I feel like I'm working in a factory! Zeke goes to bed at a decent hour and I'm sweating in the "studio" meaning, my dining room past midnight working up a storm with my brushes and paints and I've been having so much fun! I love working on a collection that is based only on Valentines Day. I'm thinking I should make a book out of this collection... maybe even sell it!? We shall see, we shall see! Either way, new artwork was added to the shop! They go quick! Ya'll are making me work, work, work!
Excited to announce a Valentine's Day Collection of original abstract paintings! So far, each and every painting have sold out, so you could say, today was a sweet sweet day! I plan on adding more and more paintings throughout the days leading up to Valentine's Day so do keep an eye out and check every day for new additions to the Valentines Collection. What a blast I've been having painting these small, but whimsical abstracts that are pretty marvelous when matted and framed!
Well, what can I say? The living has been easy here for our first month in our new home. I am completely in a trance with our new location. The architecture really brings the past to life as it's all very Art Deco. I've always had an eye for architecture, even when I was younger, but the older I get and throughout my years of art history classes and learning more and more of my surroundings, the curiousness of it grows deeper and deeper. Like I've mentioned before, I plan on living and viewing things in Los Angeles as it were in the past. I'm a total dreamer and though this may not be pure reality, who cares - it's making this adventure even more thrilling!
Along with architecture, I love reading up on the history. Above on the left is an apartment complex located on 4th Street in Santa Monica. My eyes fell in love with this building on a trip here last August and I made note of the location, went back to Utah and Google Earthed it. I zoomed in and was able to get the exact address and started my research. Knowing we would be moving to this city in just a few short months, Zeke and I had our eye on this one with hopes of moving in. The history was extremely hard to come by, it was truly a mystery but what we did learn was that there was no availability within the complex. Luckily, we only live a block away so while I walk into the shopping areas, I make a point to walk past this place along the way.
And alas, the building on the right, and by far my favorite in Santa Monica, is The Georgian Hotel, built in 1933. Known to be haunted, which is a total jack pot and right up my alley, the hotel was built for intimate gatherings for the 'high society' and the celebrities of old Hollywood catering to one of my favorites, Clark Gable. Considered to be one of the most modern facilities of it's time, The Georgian was filled with the night life along the sea with martinis, jazz music, beauty parlors, extravagant dining rooms, and the most notorious American gangsters such as Bugsy Siegel and silent film actor and director Fatty Arbuckle.
They say that the Speakeasy Restaurant within the hotel is where the ghost and apparitions occur. Waitresses have claimed that they hear sighs and gasps when the restaurant is closed and empty. They hear footsteps running through the halls and in the morning, while setting up, they are welcomed by a voice saying, "good morning." I think its about time I go dine there...
Another one of my favorite spots is the 'Ivy At the Shore" right on Ocean Avenue.
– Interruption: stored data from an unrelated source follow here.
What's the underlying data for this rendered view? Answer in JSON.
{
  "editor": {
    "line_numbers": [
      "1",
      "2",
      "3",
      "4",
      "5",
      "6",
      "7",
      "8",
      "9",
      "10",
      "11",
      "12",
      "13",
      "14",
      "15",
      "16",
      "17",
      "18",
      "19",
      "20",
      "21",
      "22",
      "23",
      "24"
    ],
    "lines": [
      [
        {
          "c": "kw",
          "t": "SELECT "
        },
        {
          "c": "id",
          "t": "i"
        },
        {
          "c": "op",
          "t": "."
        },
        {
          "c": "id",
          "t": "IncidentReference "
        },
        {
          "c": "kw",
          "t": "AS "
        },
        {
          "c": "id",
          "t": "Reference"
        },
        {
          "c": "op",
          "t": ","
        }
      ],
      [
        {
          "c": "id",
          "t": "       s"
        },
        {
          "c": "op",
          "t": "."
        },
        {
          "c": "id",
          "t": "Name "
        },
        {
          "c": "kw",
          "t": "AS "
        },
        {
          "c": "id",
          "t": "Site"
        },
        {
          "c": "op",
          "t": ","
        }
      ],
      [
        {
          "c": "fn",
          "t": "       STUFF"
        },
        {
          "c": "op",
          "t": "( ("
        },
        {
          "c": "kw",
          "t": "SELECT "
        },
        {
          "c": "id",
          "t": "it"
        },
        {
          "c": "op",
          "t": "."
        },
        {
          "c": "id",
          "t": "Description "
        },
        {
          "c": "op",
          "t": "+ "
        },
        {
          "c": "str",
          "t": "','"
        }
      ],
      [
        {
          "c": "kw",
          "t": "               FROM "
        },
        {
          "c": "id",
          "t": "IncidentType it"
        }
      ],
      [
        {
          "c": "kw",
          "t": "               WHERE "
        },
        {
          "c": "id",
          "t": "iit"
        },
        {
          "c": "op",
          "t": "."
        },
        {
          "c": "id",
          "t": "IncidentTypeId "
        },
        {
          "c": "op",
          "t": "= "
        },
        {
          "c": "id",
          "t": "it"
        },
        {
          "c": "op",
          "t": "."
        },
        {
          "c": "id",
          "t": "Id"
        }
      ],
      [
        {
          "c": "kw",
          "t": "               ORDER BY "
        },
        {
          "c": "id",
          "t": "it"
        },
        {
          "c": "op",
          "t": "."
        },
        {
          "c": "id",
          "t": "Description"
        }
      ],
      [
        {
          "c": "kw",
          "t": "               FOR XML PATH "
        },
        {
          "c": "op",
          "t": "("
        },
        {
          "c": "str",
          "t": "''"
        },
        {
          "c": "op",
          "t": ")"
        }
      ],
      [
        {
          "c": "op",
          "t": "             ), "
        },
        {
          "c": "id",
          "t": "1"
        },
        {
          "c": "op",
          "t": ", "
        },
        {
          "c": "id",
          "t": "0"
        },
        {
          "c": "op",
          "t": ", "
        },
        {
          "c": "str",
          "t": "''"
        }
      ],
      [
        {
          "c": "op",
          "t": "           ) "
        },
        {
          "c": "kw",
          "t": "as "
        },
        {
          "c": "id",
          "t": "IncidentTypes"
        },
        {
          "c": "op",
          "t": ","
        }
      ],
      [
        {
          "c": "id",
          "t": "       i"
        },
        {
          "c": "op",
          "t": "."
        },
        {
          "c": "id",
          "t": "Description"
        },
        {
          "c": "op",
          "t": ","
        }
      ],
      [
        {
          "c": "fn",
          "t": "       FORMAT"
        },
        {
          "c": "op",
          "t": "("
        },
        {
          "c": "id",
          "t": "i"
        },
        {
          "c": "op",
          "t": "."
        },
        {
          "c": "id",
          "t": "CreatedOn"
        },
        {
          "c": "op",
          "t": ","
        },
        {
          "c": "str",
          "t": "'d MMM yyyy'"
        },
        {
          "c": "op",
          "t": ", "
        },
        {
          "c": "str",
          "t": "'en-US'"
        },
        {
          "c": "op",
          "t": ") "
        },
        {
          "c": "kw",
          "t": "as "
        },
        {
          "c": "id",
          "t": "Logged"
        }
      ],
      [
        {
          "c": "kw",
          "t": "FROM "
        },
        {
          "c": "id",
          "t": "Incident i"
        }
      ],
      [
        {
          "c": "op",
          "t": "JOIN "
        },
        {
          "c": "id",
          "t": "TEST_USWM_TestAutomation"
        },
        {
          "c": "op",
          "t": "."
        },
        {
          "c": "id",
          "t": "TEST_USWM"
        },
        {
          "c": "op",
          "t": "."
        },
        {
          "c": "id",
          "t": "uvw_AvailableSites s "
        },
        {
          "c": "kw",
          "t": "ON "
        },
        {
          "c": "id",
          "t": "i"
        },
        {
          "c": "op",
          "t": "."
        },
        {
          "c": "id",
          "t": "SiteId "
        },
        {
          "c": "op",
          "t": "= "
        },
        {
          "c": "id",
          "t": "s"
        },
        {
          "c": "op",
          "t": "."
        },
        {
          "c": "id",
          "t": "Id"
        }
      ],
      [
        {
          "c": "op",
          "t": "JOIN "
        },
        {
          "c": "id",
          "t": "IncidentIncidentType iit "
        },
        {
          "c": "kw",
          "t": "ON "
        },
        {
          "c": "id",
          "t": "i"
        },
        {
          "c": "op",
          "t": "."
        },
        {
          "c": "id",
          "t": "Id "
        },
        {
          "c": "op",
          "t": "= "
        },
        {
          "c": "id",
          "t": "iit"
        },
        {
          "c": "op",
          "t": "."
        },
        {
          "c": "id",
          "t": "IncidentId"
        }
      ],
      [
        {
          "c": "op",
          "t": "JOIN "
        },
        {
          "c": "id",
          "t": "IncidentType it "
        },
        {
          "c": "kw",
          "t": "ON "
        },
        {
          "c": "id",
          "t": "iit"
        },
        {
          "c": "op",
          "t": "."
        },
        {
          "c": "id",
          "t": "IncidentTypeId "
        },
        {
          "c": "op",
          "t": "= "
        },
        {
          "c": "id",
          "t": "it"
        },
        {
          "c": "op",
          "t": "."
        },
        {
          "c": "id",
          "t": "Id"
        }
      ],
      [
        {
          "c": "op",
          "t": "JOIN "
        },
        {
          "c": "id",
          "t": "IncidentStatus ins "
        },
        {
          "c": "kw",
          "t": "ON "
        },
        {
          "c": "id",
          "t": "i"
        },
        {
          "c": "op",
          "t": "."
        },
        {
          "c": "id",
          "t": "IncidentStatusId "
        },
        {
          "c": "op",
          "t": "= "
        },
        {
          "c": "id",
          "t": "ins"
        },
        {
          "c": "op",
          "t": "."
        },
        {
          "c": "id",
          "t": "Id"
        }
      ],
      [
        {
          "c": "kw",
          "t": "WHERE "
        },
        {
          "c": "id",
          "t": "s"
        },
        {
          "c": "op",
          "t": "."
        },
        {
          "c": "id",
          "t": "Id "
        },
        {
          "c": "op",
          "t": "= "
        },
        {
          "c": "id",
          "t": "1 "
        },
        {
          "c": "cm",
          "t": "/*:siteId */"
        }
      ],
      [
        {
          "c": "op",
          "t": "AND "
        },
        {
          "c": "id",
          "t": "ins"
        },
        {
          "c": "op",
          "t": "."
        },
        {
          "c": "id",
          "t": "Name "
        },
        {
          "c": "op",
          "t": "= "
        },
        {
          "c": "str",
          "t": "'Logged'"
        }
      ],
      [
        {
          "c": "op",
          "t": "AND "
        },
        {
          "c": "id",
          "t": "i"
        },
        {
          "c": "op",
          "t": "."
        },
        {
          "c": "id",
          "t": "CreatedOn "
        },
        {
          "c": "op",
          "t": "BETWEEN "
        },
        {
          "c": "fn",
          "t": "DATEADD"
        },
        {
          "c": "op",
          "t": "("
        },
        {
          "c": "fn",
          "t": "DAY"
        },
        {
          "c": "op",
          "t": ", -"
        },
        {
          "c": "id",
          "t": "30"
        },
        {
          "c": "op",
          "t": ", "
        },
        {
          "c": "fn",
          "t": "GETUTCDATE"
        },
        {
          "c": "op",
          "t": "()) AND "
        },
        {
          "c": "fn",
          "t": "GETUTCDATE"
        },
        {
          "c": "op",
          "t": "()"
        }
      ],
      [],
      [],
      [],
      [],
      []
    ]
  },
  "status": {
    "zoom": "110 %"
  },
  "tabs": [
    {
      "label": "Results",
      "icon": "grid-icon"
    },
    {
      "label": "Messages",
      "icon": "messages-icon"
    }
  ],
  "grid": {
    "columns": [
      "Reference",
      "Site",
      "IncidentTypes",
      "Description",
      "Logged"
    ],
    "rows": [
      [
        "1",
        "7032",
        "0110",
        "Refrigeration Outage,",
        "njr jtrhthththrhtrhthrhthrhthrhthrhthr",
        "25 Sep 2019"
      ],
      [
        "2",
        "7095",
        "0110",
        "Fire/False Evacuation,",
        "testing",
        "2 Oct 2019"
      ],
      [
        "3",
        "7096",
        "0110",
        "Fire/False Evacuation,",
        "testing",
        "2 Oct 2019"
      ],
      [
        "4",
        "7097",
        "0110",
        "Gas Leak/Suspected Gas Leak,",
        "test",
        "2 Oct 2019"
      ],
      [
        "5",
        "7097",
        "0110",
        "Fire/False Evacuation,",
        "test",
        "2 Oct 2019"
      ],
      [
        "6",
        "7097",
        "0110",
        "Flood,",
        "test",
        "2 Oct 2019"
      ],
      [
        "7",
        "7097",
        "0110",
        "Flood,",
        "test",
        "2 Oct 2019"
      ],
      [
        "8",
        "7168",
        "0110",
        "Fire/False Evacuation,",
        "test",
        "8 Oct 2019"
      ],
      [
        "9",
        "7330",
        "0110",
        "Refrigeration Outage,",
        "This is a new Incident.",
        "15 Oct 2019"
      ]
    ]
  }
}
I love this restaurant so very much because every time I spent foot in it, it takes me back to a familiar place. I feel like I'm back in Florida where my grandparents lived before they passed away and my family would visit often. It has a total Florida Keys vibe and the decor could just be my future home. With the rattan chairs, and the botanical print pillows, floridian pink walls, the abstract figurative artwork and the sailboats all around, I was in Heaven. Oh, and to top it all off, I ordered a bowl full of Gumbo! And yes, it hit the spot!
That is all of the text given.